Background Malignant Melanoma (MM) is familial in 5–7% of cases. Germline mutations of the CDKN2 and CDK4 genes are involved in the pathogenesis of hereditary MM, but the high frequency of familial clustering suggests other genes involved. MM seems to cluster with hereditary syndrome such as Hereditary Breast/Ovarian Cancer (HBOC). In this respect, some authors reported that carriers of BRCA 2 germline mutations have a significantly increased risk for MM (RR: 2.58).
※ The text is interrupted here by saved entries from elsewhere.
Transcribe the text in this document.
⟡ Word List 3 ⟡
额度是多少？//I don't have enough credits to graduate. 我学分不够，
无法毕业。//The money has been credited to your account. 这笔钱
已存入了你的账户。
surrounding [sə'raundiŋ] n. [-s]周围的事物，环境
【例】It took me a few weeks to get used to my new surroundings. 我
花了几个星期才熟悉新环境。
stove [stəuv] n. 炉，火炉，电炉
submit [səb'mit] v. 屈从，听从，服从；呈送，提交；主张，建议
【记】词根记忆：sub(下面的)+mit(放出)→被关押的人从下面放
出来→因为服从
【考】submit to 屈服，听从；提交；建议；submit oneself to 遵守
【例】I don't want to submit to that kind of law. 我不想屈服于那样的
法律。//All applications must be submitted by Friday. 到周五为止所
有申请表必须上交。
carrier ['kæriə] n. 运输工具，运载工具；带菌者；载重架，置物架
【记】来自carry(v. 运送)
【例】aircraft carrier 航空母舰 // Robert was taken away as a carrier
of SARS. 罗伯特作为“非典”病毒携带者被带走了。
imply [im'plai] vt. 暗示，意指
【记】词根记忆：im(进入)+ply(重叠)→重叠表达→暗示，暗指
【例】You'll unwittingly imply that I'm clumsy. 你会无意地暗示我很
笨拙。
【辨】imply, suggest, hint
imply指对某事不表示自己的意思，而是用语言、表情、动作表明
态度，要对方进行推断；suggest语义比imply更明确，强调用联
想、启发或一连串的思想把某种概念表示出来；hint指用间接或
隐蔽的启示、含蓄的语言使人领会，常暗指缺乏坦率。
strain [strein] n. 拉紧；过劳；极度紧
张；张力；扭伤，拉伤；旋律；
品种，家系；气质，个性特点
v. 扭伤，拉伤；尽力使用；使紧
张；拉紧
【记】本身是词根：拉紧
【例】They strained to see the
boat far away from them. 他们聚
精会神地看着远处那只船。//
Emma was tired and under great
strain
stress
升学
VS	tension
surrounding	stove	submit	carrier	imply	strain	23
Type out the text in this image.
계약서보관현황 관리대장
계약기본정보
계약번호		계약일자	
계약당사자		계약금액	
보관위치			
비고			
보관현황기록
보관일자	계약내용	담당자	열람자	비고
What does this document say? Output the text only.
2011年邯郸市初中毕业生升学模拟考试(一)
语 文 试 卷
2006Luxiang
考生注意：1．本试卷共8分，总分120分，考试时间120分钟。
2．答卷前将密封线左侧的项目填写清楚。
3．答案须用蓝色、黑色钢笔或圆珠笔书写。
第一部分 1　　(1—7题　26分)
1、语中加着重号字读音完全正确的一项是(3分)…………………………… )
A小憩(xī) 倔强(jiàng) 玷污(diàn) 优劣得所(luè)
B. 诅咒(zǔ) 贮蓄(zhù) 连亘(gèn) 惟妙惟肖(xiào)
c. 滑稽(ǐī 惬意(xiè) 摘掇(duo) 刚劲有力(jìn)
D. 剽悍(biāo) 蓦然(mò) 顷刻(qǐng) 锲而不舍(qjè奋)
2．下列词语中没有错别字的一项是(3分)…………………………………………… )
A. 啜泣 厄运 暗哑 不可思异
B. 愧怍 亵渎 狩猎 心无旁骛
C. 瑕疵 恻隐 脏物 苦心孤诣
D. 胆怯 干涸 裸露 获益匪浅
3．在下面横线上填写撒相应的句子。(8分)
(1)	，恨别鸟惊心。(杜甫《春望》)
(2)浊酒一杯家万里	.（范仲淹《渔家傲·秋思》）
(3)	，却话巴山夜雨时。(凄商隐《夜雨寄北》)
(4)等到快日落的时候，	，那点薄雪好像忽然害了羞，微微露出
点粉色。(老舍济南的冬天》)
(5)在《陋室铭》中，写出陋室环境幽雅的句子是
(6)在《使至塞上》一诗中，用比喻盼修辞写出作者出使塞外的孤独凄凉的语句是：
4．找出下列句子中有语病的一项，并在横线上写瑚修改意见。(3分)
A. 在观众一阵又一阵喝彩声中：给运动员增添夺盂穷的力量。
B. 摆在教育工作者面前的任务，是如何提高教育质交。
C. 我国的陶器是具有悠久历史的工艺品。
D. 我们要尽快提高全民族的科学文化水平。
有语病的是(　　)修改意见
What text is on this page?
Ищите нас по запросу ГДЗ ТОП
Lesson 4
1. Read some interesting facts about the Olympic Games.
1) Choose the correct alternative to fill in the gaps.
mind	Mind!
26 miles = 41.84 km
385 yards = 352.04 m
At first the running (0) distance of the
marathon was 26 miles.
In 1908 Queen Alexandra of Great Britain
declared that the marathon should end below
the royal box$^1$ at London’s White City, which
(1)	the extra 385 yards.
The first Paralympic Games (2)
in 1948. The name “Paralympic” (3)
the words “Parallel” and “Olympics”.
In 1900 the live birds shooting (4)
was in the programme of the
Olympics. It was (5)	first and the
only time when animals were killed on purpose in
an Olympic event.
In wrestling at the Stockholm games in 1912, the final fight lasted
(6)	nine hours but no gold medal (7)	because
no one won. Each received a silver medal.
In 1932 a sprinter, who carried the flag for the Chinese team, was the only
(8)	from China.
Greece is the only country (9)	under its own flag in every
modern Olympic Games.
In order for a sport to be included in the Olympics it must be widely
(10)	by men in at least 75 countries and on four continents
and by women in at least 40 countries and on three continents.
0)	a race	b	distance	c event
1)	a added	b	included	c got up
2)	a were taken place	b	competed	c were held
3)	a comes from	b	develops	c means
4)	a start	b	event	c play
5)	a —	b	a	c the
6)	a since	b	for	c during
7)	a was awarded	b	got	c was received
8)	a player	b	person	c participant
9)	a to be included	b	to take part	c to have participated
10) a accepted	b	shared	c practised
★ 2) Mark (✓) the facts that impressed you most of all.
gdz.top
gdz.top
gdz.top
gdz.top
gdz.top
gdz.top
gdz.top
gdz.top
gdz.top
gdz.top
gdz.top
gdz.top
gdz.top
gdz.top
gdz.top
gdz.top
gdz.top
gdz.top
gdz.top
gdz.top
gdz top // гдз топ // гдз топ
AIMS We investigate family history of MM patients to define the familial clustering for MM and history for other tumours. Methods We retrospectively analysed family history of 342 consecutive MM cases referred from 1994 to 2002 to the “Gruppo Melanoma”, Azienda Universitaria Policlinico, University “Federico II” of Naples. We divided the cases into four subsets: 1) multiple MM; 2) MM aggregated with other tumours in the proband; 3) MM with a family history of MM; and 4) MM with a family history of other tumours. We collected the pedigree, after informed consent, in all cases with a family history of MM or other tumours. Results Data analysis showed: multiple MM in 5/342 cases (1.46%); MM aggregated with other tumours in the proband in 10/342 cases (2.9%); MM with a family history of MM in 13/342 cases (3.8%) and MM with a family history of other tumours in 28/342 cases (8.2%). We propose pedigree construction to 41 subjects: we collected 23 pedigrees, 14 pedigree are ongoing, while 4 cases refused their consent. Conclusion Patient affected by Malignant Melanoma seems to be at increased risk to develop other tumours and healthy individuals belonging to families with a high clustering for malignant melanoma and other tumours could be at risk for cancers. Supported by MIUR-COFIN 2001.